Large swaths of southern England will become off limits to housing benefit recipients in a little more than a decade because of the government\’s proposed plans to cut welfare bills – triggering a huge migration of the poor to the north – according to a study by housing experts.
The work, by the Chartered Institute of Housing, shows that before 2025 rents on most two-bedroom properties in the south will become unaffordable to those claiming local housing allowance.
Within 15 years, much of London\’s commuter belt will become too expensive for the state to pay for the poor to live in. Towns such as Chelmsford, Newbury, Bath and Maidstone would be no-go areas for those on benefits and all of Hertfordshire would be out of bounds. The capital would be unaffordable within a decade.

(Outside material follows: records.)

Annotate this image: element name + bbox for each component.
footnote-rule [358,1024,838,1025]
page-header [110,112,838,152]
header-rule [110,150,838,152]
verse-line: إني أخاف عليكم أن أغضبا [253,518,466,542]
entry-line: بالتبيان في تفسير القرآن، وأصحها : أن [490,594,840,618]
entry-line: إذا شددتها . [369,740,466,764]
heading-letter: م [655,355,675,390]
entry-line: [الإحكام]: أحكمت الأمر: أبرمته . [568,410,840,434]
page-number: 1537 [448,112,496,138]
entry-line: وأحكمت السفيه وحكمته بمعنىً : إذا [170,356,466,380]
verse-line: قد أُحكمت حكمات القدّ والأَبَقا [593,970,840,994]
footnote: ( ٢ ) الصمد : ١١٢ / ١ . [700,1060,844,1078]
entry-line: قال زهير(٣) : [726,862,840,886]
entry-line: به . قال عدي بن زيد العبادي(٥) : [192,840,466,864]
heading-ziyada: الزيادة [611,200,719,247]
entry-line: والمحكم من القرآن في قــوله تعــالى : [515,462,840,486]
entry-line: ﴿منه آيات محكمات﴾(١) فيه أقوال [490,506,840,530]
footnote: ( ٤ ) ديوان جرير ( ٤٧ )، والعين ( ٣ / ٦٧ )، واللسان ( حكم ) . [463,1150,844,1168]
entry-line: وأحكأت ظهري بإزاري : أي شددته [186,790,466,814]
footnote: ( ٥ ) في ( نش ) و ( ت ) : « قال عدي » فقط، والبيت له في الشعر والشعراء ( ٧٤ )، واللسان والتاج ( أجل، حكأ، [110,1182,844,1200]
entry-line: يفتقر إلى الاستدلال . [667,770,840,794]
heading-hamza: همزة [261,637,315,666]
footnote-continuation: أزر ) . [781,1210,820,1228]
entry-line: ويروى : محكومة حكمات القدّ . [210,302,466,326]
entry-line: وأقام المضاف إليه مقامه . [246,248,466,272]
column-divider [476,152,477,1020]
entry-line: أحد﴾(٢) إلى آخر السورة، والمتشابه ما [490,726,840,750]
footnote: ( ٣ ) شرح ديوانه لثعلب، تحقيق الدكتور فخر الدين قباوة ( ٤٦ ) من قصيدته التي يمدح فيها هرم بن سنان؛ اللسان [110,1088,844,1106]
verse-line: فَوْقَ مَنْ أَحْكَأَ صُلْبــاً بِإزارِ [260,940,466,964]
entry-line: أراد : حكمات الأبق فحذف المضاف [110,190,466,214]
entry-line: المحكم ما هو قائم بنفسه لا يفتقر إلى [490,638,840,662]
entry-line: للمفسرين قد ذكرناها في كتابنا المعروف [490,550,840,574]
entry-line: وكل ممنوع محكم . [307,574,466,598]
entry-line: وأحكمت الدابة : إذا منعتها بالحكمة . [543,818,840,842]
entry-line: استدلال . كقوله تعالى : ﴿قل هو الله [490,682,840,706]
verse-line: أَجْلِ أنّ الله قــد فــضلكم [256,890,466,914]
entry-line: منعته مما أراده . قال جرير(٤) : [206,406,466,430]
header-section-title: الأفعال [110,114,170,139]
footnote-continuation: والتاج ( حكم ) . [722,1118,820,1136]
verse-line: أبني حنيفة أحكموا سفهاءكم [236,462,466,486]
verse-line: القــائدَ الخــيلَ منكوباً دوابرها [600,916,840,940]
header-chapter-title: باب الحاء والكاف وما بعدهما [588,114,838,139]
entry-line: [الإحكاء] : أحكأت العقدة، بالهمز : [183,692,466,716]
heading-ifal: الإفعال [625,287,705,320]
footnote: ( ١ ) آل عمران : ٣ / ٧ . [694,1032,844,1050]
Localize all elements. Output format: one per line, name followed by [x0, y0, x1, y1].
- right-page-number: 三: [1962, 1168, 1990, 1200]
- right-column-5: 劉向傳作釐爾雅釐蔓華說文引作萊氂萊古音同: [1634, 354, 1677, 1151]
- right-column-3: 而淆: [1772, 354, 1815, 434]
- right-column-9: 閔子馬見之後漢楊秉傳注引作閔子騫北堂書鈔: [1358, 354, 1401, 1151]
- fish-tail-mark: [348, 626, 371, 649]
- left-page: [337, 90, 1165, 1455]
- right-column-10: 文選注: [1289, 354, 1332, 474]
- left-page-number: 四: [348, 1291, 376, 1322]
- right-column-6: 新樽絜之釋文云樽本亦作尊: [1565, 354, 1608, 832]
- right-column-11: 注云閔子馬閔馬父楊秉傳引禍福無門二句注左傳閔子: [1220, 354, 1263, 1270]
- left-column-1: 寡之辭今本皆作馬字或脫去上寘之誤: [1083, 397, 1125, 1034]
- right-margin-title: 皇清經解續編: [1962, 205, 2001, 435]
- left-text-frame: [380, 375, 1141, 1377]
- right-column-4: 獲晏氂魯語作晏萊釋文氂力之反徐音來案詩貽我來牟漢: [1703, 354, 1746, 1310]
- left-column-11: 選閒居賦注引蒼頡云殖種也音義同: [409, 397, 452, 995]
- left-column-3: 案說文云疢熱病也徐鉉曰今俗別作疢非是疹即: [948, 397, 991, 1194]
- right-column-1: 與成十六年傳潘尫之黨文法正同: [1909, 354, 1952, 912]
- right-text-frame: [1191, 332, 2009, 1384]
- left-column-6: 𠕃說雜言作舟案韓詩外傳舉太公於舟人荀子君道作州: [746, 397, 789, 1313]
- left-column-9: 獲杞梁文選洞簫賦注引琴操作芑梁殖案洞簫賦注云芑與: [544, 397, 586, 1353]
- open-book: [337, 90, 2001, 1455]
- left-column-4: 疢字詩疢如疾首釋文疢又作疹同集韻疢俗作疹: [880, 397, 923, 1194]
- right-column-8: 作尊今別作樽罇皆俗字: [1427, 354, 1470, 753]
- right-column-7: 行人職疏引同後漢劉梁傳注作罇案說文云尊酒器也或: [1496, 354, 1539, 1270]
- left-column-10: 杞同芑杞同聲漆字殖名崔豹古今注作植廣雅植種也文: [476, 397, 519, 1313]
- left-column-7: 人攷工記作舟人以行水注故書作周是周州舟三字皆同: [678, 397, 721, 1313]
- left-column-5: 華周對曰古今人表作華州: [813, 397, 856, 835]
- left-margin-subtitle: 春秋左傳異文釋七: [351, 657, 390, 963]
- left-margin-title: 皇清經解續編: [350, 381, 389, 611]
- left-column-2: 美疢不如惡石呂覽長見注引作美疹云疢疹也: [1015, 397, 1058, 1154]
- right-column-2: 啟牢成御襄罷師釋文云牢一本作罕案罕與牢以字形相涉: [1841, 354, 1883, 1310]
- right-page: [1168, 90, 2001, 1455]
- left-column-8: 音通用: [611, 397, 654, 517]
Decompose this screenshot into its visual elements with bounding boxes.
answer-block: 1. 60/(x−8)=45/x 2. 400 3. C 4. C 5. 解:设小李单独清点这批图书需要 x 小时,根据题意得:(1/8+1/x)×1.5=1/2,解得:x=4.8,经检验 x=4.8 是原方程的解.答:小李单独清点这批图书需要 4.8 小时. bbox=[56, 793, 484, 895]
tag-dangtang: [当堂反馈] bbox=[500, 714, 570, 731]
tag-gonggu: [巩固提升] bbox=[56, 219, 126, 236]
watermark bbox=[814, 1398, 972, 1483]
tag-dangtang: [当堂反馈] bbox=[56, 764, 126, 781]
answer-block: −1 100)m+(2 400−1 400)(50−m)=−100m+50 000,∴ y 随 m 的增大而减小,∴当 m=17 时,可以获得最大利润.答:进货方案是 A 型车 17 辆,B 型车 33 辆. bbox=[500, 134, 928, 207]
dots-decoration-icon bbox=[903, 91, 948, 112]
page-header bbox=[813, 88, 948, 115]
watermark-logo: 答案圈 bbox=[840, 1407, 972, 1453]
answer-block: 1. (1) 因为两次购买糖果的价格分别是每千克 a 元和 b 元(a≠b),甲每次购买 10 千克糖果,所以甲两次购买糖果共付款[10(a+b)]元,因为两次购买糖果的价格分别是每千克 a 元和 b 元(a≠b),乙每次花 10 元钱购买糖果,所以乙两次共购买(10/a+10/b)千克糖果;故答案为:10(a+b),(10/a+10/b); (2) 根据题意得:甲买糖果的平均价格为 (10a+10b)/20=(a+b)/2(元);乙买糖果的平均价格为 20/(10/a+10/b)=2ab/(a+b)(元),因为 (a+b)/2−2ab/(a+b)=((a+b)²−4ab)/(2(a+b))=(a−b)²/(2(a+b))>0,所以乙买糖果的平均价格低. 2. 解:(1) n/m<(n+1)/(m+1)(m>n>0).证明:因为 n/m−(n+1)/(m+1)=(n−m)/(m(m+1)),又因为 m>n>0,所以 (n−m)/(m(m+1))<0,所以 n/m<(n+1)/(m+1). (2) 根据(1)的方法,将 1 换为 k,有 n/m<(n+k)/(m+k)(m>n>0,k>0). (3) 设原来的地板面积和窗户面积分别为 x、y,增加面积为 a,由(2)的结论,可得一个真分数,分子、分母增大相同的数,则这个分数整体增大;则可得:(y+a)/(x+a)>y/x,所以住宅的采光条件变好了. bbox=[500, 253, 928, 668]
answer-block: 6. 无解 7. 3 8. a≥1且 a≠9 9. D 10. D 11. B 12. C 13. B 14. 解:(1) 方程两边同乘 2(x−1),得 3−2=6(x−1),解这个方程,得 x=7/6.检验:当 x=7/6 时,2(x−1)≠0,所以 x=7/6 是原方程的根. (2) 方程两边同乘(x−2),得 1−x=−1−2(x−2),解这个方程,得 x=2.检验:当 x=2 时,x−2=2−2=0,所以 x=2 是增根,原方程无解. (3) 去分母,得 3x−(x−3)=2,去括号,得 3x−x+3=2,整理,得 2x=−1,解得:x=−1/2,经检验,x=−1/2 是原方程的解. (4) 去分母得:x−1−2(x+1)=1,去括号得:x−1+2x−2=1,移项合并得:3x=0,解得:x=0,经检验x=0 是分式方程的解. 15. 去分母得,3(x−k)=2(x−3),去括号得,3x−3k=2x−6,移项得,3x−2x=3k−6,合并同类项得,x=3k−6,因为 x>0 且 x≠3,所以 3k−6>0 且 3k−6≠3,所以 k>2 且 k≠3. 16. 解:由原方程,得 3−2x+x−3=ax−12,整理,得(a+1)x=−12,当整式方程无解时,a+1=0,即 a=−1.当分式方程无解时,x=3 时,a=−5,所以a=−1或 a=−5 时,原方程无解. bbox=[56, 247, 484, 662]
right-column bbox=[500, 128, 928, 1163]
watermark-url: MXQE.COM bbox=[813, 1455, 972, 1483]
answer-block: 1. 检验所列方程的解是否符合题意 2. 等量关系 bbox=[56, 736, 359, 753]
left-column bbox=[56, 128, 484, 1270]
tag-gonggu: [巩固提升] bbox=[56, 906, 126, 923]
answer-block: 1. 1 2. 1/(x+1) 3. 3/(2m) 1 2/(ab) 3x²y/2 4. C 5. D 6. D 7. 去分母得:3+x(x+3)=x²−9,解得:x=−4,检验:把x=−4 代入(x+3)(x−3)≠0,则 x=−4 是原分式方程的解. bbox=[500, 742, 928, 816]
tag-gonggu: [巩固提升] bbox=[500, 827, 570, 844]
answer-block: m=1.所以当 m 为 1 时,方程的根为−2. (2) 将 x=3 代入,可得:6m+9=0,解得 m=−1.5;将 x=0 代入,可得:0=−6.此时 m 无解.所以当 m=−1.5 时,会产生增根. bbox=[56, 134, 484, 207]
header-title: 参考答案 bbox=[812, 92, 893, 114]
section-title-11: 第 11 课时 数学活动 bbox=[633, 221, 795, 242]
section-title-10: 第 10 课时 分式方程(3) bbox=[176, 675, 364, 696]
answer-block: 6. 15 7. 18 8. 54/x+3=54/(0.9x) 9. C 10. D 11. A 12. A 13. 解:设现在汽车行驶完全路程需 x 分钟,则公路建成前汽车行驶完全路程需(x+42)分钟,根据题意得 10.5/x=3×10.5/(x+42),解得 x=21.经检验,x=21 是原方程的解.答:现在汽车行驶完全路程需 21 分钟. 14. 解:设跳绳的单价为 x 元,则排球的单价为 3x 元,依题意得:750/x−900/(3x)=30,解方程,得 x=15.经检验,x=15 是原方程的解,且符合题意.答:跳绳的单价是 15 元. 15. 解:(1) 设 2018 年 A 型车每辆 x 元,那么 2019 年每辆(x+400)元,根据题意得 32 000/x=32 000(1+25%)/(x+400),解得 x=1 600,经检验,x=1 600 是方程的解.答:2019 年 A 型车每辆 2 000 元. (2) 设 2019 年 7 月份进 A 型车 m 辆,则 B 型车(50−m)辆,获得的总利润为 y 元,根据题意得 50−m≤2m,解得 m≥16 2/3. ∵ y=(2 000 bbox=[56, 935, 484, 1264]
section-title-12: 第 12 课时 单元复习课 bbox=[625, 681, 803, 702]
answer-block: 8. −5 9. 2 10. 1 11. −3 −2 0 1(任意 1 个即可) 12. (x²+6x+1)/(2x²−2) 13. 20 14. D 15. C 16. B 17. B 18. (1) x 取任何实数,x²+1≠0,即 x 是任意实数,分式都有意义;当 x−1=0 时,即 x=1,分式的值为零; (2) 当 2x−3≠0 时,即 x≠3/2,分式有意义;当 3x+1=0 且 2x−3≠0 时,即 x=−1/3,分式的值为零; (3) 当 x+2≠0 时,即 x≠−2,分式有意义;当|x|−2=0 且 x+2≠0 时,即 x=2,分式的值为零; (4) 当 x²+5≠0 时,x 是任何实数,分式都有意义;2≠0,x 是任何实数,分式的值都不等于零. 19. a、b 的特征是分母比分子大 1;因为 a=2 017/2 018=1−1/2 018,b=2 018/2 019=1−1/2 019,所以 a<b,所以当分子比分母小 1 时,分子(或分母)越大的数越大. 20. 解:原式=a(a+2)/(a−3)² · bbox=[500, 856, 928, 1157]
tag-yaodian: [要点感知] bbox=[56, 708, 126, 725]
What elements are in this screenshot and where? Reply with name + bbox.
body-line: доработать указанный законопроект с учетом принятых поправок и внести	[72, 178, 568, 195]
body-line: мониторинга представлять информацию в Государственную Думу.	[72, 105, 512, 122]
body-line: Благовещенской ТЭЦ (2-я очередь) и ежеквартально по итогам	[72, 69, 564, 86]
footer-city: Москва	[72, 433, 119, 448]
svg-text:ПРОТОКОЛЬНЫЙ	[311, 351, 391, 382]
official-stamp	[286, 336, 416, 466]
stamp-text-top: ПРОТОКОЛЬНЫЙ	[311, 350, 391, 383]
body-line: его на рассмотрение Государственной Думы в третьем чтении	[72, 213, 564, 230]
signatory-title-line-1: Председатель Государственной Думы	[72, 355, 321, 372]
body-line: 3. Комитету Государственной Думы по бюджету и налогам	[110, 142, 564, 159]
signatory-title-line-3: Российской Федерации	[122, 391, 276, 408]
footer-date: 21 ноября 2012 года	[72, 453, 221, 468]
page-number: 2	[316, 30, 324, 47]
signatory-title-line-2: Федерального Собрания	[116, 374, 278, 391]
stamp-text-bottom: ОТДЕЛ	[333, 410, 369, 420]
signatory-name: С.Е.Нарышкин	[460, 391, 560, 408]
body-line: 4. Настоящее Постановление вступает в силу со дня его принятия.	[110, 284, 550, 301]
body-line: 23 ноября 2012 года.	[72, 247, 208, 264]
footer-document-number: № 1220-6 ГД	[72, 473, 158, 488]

Gosh, that\’s wonderful! The poor will all live Oop North, with their barms and cobs and flat capped whippets while we middle class types can enjoy the South. And of course this will lower the streesses and strains of society: comparisons are always made against those you live cheek by jowl with. Being away from the Jones\’ means you don\’t try to keep up with them, reducing that appalling status anxiety that The Spirit Level identifies as the major problem our society faces.
However, there is a fly in the ointment, a block on this path to an ever more perfect world.
Because rents rise at an average of 5% a year,
That\’s the assumption that they have made. And it\’s a wrong \’un. It may well be true that rents have risen at that rate: wouldn\’t be all that surprising that as capital values of housing have risen then the returns available from renting them out have risen. Also wouldn\’t be all that surprising the other way around: that rising rents have led to rising capital values.
But there\’s nothing in the economists\’ secret decoder ring that says that rents will always continue to rise at 5%.
For example, no one predicted the 80% growth in housing benefit over the last decade
Well quite: we would expect a rise in subsidies to rent to lead to an increase in rents. We\’d also expect to see the reverse: a fall in such subsidies leading to a fall in said rents.
Which means that the basic calculation they\’ve done is false. Which then, sadly, means that we will still have the poor, dropped aitches n\’all, around us in the south of our green and pleasant land.
Didn\’t they nail some bloke to a tree years ago for saying you\’ll always have the poor with you?